Charles Brown CharlesB at CNCL.ci.detroit.mi.us
Thu Nov 4 11:12:20 PST 1999


Also, the trouble with this is that lack of holism (dialectics) at the "molecular scale" tends to result in scientists merrily making nuclear and other monstrous weapons for the bourgeoisie because the scientists's have tunnel vision and don't consider the social and political consequences of their molecular discoveries. They discover things-in-themselves and not things-for-us; and the things-in-themselves get used as things-against-us.

I agree with Jim F. and Yoshie et al. on this thread regarding ideology/science because the historical connotation of "ideology" in Marxism is as they are using it. But there is another and different connotation of "ideology" in the above sense in which there shouldn't be any "pure" scientific work that isn't done from a perspective of the interests of the working class and the whole human race ( The words of the "Internationale" are that the working class shall be the human race). Rather than refer to this as "ideology", I might say it is an expression of the necessary unity of theory and practice, including in natural sciences.

In his chapter "Ideology" in _Marxism and Literature_ Raymond Williams discusses the several meanings of "ideology" in its history. Its original meaning was actually as a branch of zoology, but that has changed, and as Jim and Yoshie argue , it is contrasted with science.

At another level of comment on the below, Maurice Cornforth, in _In Defense of Philosophy_ says that Hegel's dialectics are a philosophical expression of the developments in chemistry. So, it is not clear that dialectics is not the appropriate method at the molecular level. At no level is the part prior to the whole, or the whole merely the sum of its parts i.e.reductionism.

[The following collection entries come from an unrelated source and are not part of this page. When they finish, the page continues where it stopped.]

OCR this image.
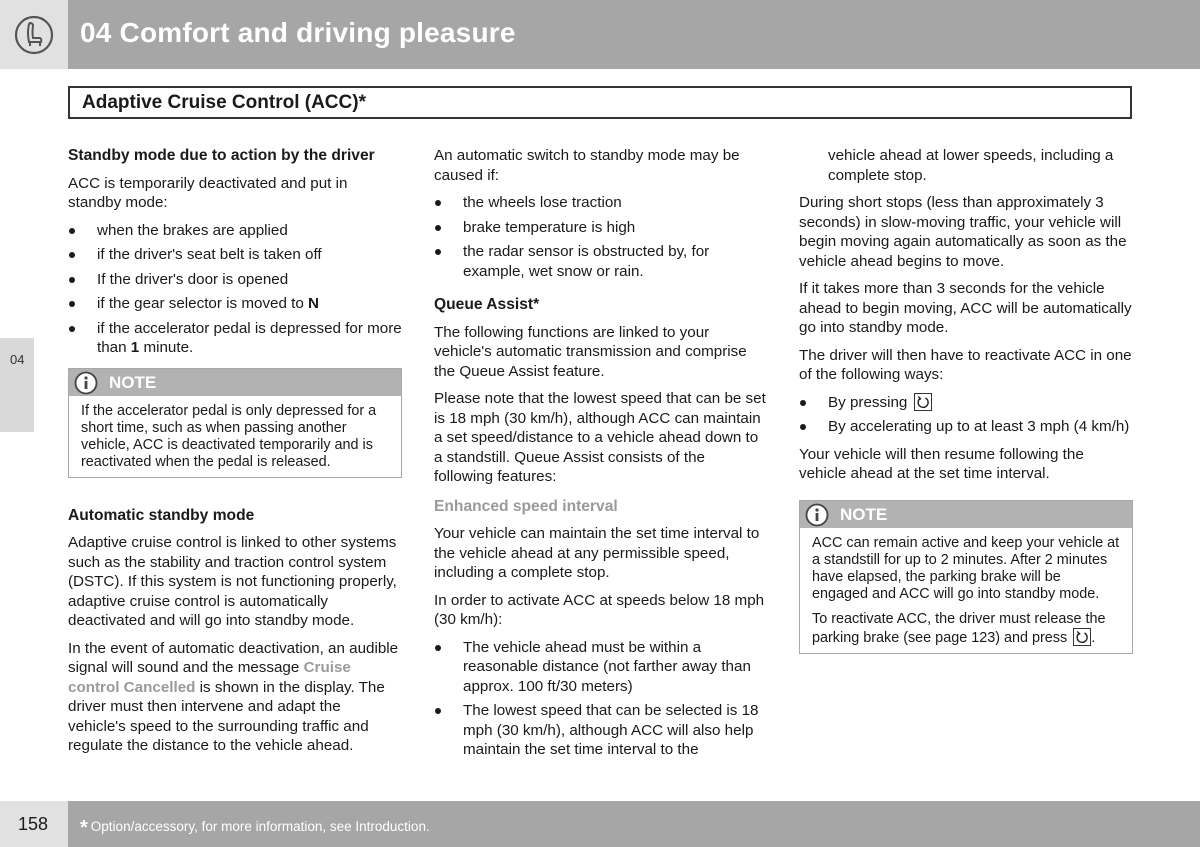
04 Comfort and driving pleasure
Adaptive Cruise Control (ACC)*
04

Standby mode due to action by the driver

ACC is temporarily deactivated and put in standby mode:

when the brakes are applied
if the driver's seat belt is taken off
If the driver's door is opened
if the gear selector is moved to N
if the accelerator pedal is depressed for more than 1 minute.
NOTE

If the accelerator pedal is only depressed for a short time, such as when passing another vehicle, ACC is deactivated temporarily and is reactivated when the pedal is released.

Automatic standby mode

Adaptive cruise control is linked to other systems such as the stability and traction control system (DSTC). If this system is not functioning properly, adaptive cruise control is automatically deactivated and will go into standby mode.

In the event of automatic deactivation, an audible signal will sound and the message Cruise control Cancelled is shown in the display. The driver must then intervene and adapt the vehicle's speed to the surrounding traffic and regulate the distance to the vehicle ahead.

An automatic switch to standby mode may be caused if:

the wheels lose traction
brake temperature is high
the radar sensor is obstructed by, for example, wet snow or rain.

Queue Assist*

The following functions are linked to your vehicle's automatic transmission and comprise the Queue Assist feature.

Please note that the lowest speed that can be set is 18 mph (30 km/h), although ACC can maintain a set speed/distance to a vehicle ahead down to a standstill. Queue Assist consists of the following features:

Enhanced speed interval

Your vehicle can maintain the set time interval to the vehicle ahead at any permissible speed, including a complete stop.

In order to activate ACC at speeds below 18 mph (30 km/h):

The vehicle ahead must be within a reasonable distance (not farther away than approx. 100 ft/30 meters)
The lowest speed that can be selected is 18 mph (30 km/h), although ACC will also help maintain the set time interval to the

vehicle ahead at lower speeds, including a complete stop.

During short stops (less than approximately 3 seconds) in slow-moving traffic, your vehicle will begin moving again automatically as soon as the vehicle ahead begins to move.

If it takes more than 3 seconds for the vehicle ahead to begin moving, ACC will be automatically go into standby mode.

The driver will then have to reactivate ACC in one of the following ways:

By pressing
By accelerating up to at least 3 mph (4 km/h)

Your vehicle will then resume following the vehicle ahead at the set time interval.

NOTE

ACC can remain active and keep your vehicle at a standstill for up to 2 minutes. After 2 minutes have elapsed, the parking brake will be engaged and ACC will go into standby mode.

To reactivate ACC, the driver must release the parking brake (see page 123) and press .

158 * Option/accessory, for more information, see Introduction.
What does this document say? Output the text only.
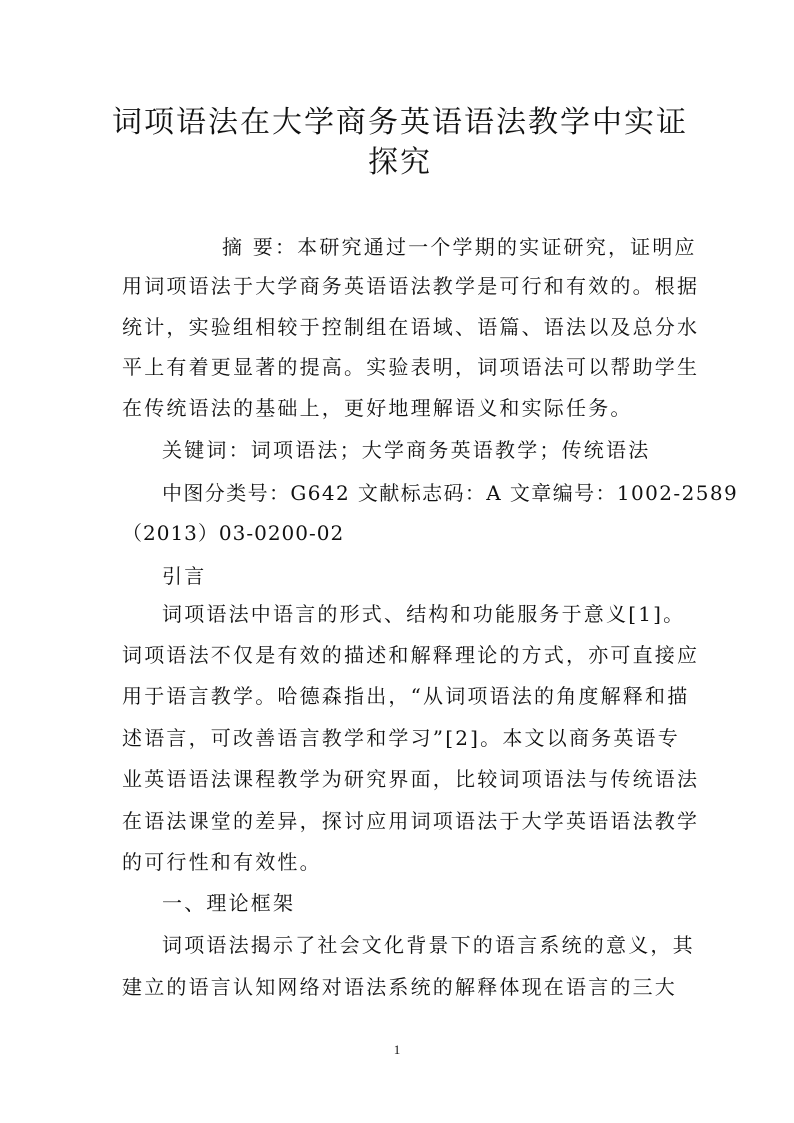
词项语法在大学商务英语语法教学中实证
探究

摘 要：本研究通过一个学期的实证研究，证明应

用词项语法于大学商务英语语法教学是可行和有效的。根据

统计，实验组相较于控制组在语域、语篇、语法以及总分水

平上有着更显著的提高。实验表明，词项语法可以帮助学生

在传统语法的基础上，更好地理解语义和实际任务。

关键词：词项语法；大学商务英语教学；传统语法

中图分类号：G642 文献标志码：A 文章编号：1002-2589

（2013）03-0200-02

引言

词项语法中语言的形式、结构和功能服务于意义[1]。

词项语法不仅是有效的描述和解释理论的方式，亦可直接应

用于语言教学。哈德森指出，“从词项语法的角度解释和描

述语言，可改善语言教学和学习”[2]。本文以商务英语专

业英语语法课程教学为研究界面，比较词项语法与传统语法

在语法课堂的差异，探讨应用词项语法于大学英语语法教学

的可行性和有效性。

一、理论框架

词项语法揭示了社会文化背景下的语言系统的意义，其

建立的语言认知网络对语法系统的解释体现在语言的三大

1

Well , I guess Boyle ( or Charles ?) was able to reduce certain principles of thermodynamics to mechanics by introducing certain assumptions.

CB


>>> Carrol Cox <cbcox at ilstu.edu> 11/03/99 08:08PM >>>

Lisa & Ian Murray wrote:


> Which makes an excellent case for an irreducible methodological pluralism.
> The dialectical approach works best at the organism/environment interface;
> reductionism works best at the molecular scale and anarchic pluralism works
> on the ecosystem scale.

I think we have either a non-sequitur or a triviality here. Using one method to saw firewood, another to cut bread, and a third to paint doors does not create a methodological pluralism. Different tasks, different methods.

The quarrel over reductionism is often a quarrel over what is the *appropriate* reduction for a given purpose or object of study.

Is the opening sentence of *Capital* a reduction?